Stimulus-to-Stimulus Learning in RNNs with Cortical Inductive Biases
- URL: http://arxiv.org/abs/2409.13471v1
- Date: Fri, 20 Sep 2024 13:01:29 GMT
- Title: Stimulus-to-Stimulus Learning in RNNs with Cortical Inductive Biases
- Authors: Pantelis Vafidis, Antonio Rangel,
- Abstract summary: We propose a recurrent neural network model of stimulus substitution using two forms of inductive bias pervasive in the cortex.
We show that the model generates a wide array of conditioning phenomena, and can learn large numbers of associations with an amount of training.
Our framework highlights the importance of multi-compartment neuronal processing in the cortex, and showcases how it might confer cortical animals the evolutionary edge.
- Score: 0.0
- License: http://arxiv.org/licenses/nonexclusive-distrib/1.0/
- Abstract: Animals learn to predict external contingencies from experience through a process of conditioning. A natural mechanism for conditioning is stimulus substitution, whereby the neuronal response to a stimulus with no prior behavioral significance becomes increasingly identical to that generated by a behaviorally significant stimulus it reliably predicts. We propose a recurrent neural network model of stimulus substitution which leverages two forms of inductive bias pervasive in the cortex: representational inductive bias in the form of mixed stimulus representations, and architectural inductive bias in the form of two-compartment pyramidal neurons that have been shown to serve as a fundamental unit of cortical associative learning.
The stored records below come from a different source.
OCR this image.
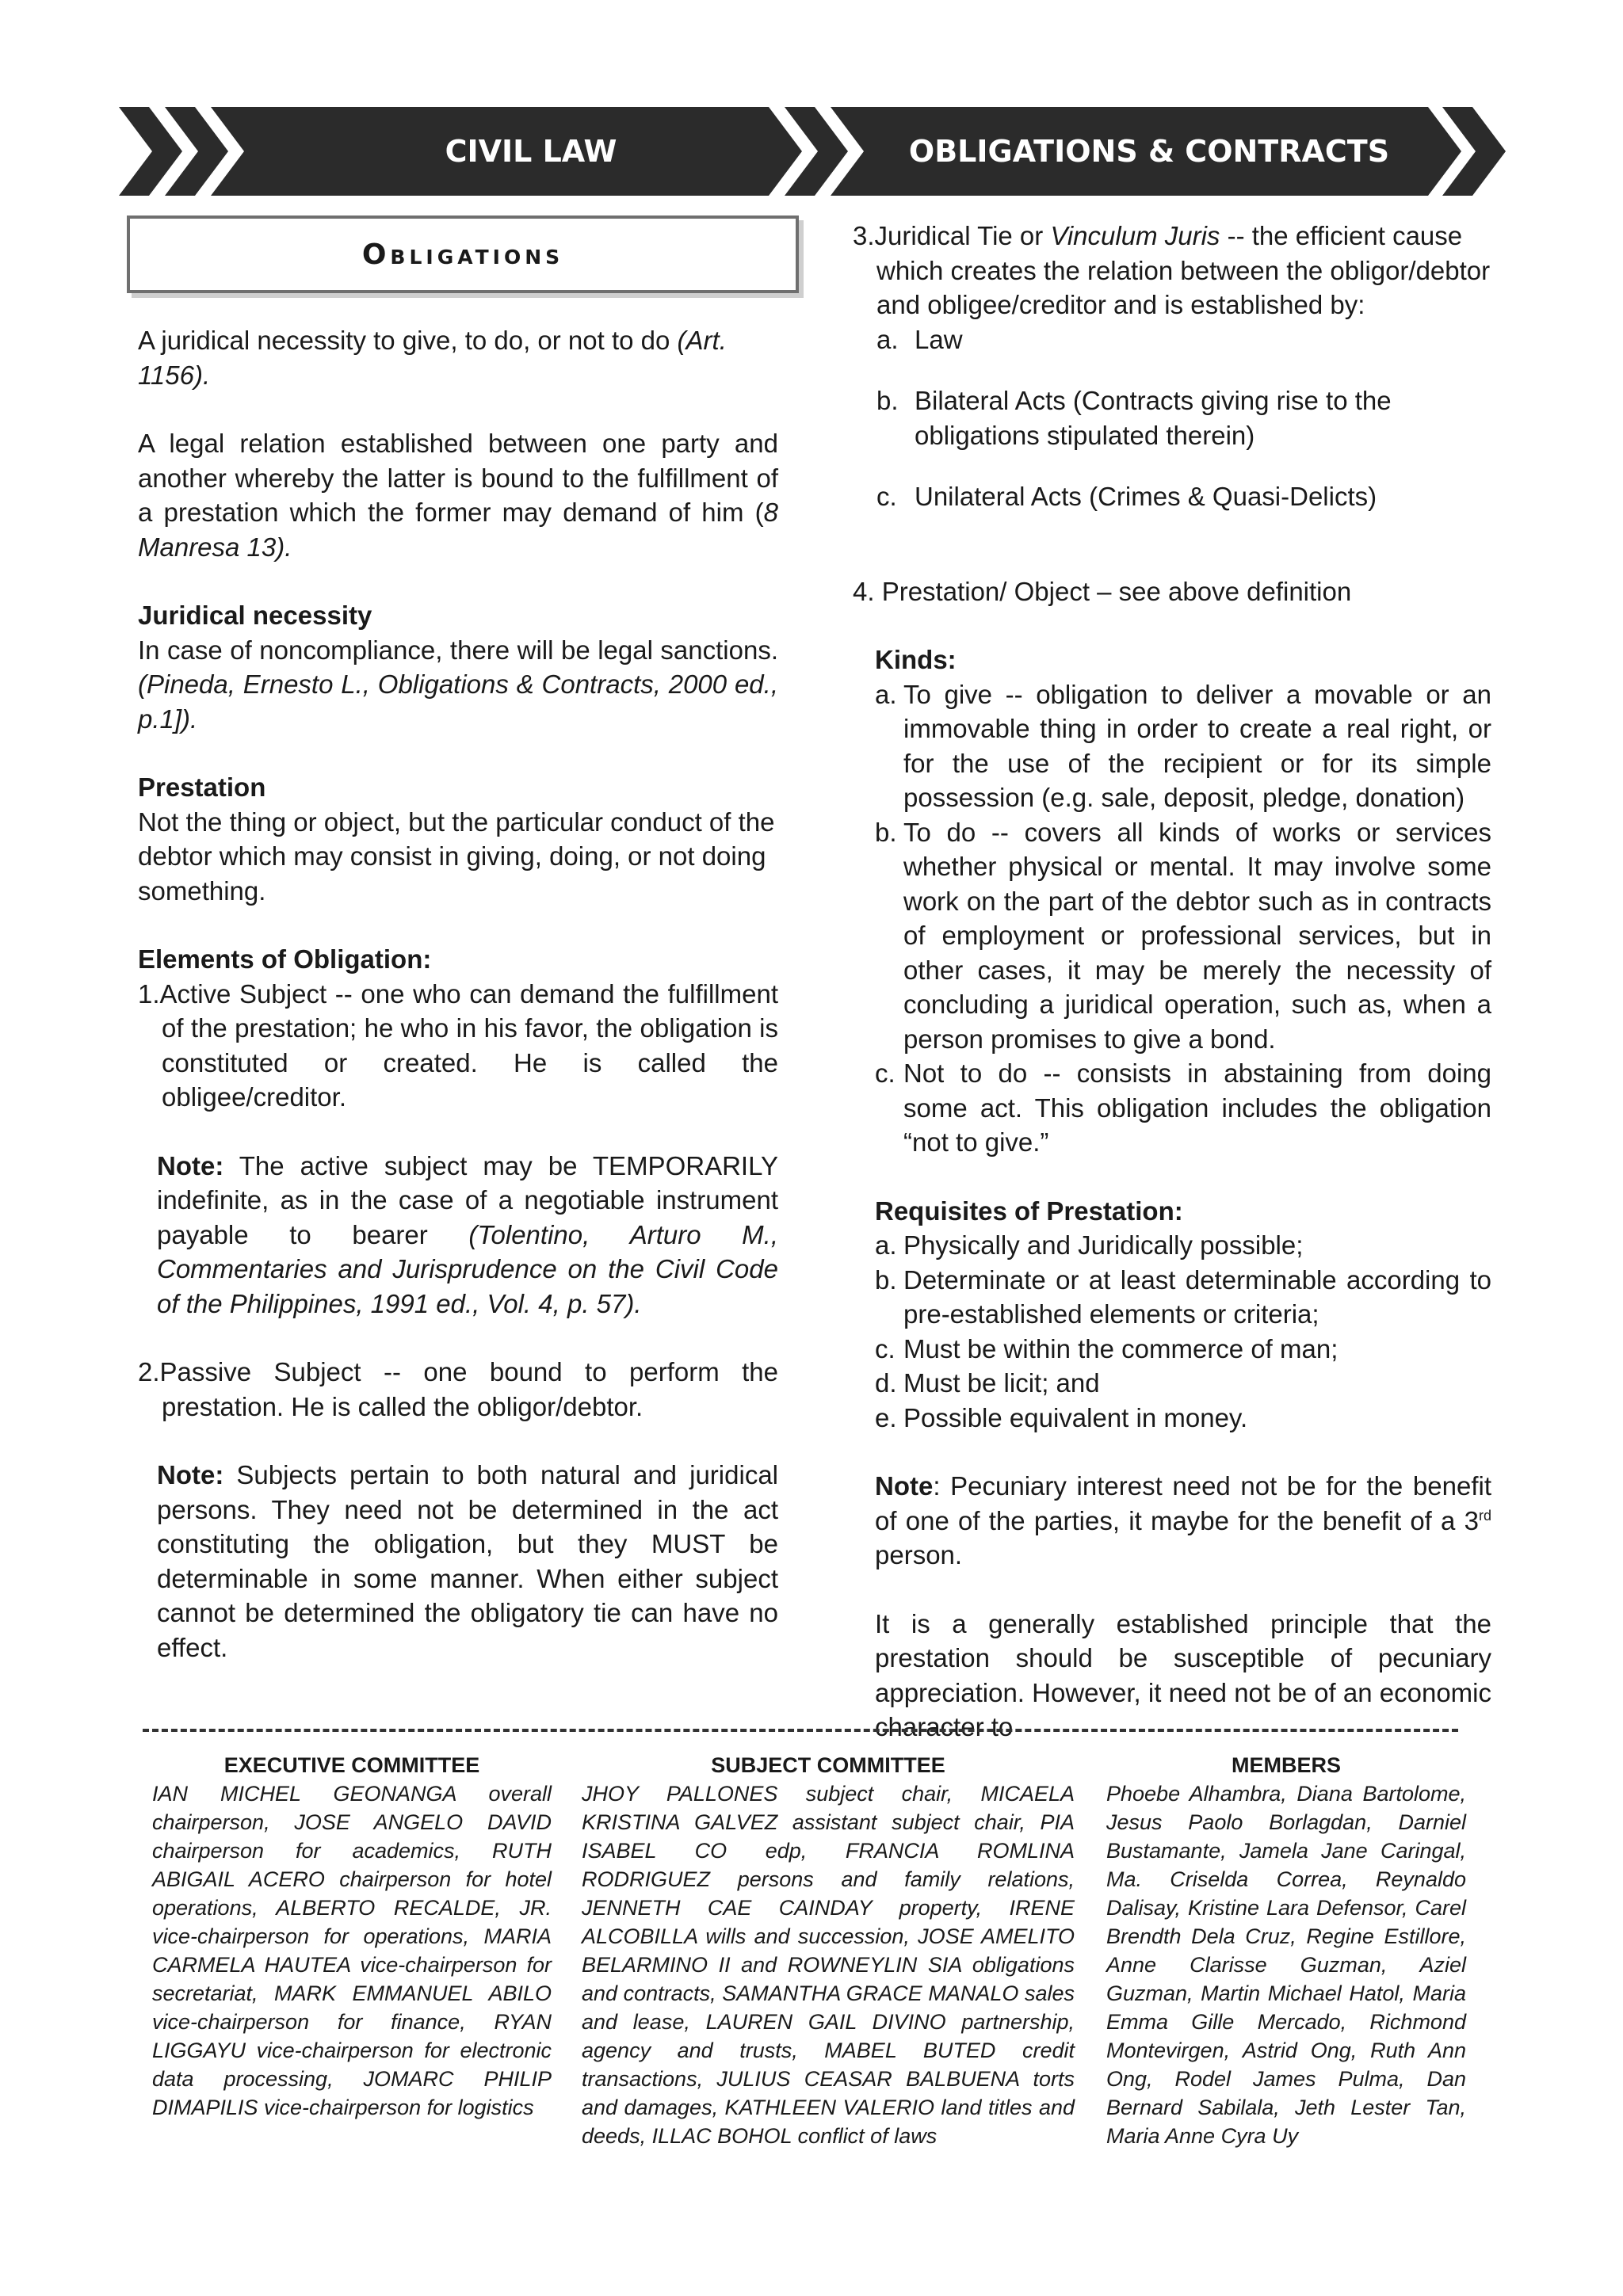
CIVIL LAW	OBLIGATIONS & CONTRACTS
Obligations

A juridical necessity to give, to do, or not to do (Art. 1156).

A legal relation established between one party and another whereby the latter is bound to the fulfillment of a prestation which the former may demand of him (8 Manresa 13).

Juridical necessity

In case of noncompliance, there will be legal sanctions. (Pineda, Ernesto L., Obligations & Contracts, 2000 ed., p.1]).

Prestation

Not the thing or object, but the particular conduct of the debtor which may consist in giving, doing, or not doing something.

Elements of Obligation:

1.Active Subject -- one who can demand the fulfillment of the prestation; he who in his favor, the obligation is constituted or created. He is called the obligee/creditor.

Note: The active subject may be TEMPORARILY indefinite, as in the case of a negotiable instrument payable to bearer (Tolentino, Arturo M., Commentaries and Jurisprudence on the Civil Code of the Philippines, 1991 ed., Vol. 4, p. 57).

2.Passive Subject -- one bound to perform the prestation. He is called the obligor/debtor.

Note: Subjects pertain to both natural and juridical persons. They need not be determined in the act constituting the obligation, but they MUST be determinable in some manner. When either subject cannot be determined the obligatory tie can have no effect.

3.Juridical Tie or Vinculum Juris -- the efficient cause which creates the relation between the obligor/debtor and obligee/creditor and is established by:

a. Law
b. Bilateral Acts (Contracts giving rise to the obligations stipulated therein)
c. Unilateral Acts (Crimes & Quasi-Delicts)

4. Prestation/ Object – see above definition

Kinds:

a. To give -- obligation to deliver a movable or an immovable thing in order to create a real right, or for the use of the recipient or for its simple possession (e.g. sale, deposit, pledge, donation)
b. To do -- covers all kinds of works or services whether physical or mental. It may involve some work on the part of the debtor such as in contracts of employment or professional services, but in other cases, it may be merely the necessity of concluding a juridical operation, such as, when a person promises to give a bond.
c. Not to do -- consists in abstaining from doing some act. This obligation includes the obligation “not to give.”

Requisites of Prestation:

a. Physically and Juridically possible;
b. Determinate or at least determinable according to pre-established elements or criteria;
c. Must be within the commerce of man;
d. Must be licit; and
e. Possible equivalent in money.

Note: Pecuniary interest need not be for the benefit of one of the parties, it maybe for the benefit of a 3rd person.

It is a generally established principle that the prestation should be susceptible of pecuniary appreciation. However, it need not be of an economic character to

EXECUTIVE COMMITTEE
IAN MICHEL GEONANGA overall chairperson, JOSE ANGELO DAVID chairperson for academics, RUTH ABIGAIL ACERO chairperson for hotel operations, ALBERTO RECALDE, JR. vice-chairperson for operations, MARIA CARMELA HAUTEA vice-chairperson for secretariat, MARK EMMANUEL ABILO vice-chairperson for finance, RYAN LIGGAYU vice-chairperson for electronic data processing, JOMARC PHILIP DIMAPILIS vice-chairperson for logistics
SUBJECT COMMITTEE
JHOY PALLONES subject chair, MICAELA KRISTINA GALVEZ assistant subject chair, PIA ISABEL CO edp, FRANCIA ROMLINA RODRIGUEZ persons and family relations, JENNETH CAE CAINDAY property, IRENE ALCOBILLA wills and succession, JOSE AMELITO BELARMINO II and ROWNEYLIN SIA obligations and contracts, SAMANTHA GRACE MANALO sales and lease, LAUREN GAIL DIVINO partnership, agency and trusts, MABEL BUTED credit transactions, JULIUS CEASAR BALBUENA torts and damages, KATHLEEN VALERIO land titles and deeds, ILLAC BOHOL conflict of laws
MEMBERS
Phoebe Alhambra, Diana Bartolome, Jesus Paolo Borlagdan, Darniel Bustamante, Jamela Jane Caringal, Ma. Criselda Correa, Reynaldo Dalisay, Kristine Lara Defensor, Carel Brendth Dela Cruz, Regine Estillore, Anne Clarisse Guzman, Aziel Guzman, Martin Michael Hatol, Maria Emma Gille Mercado, Richmond Montevirgen, Astrid Ong, Ruth Ann Ong, Rodel James Pulma, Dan Bernard Sabilala, Jeth Lester Tan, Maria Anne Cyra Uy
The properties of these neurons allow for a biologically plausible learning rule that implements stimulus substitution, utilizing only information available locally at the synapses. We show that the model generates a wide array of conditioning phenomena, and can learn large numbers of associations with an amount of training commensurate with animal experiments, without relying on parameter fine-tuning for each individual experimental task. In contrast, we show that commonly used Hebbian rules fail to learn generic stimulus-stimulus associations with mixed selectivity, and require task-specific parameter fine-tuning. Our framework highlights the importance of multi-compartment neuronal processing in the cortex, and showcases how it might confer cortical animals the evolutionary edge.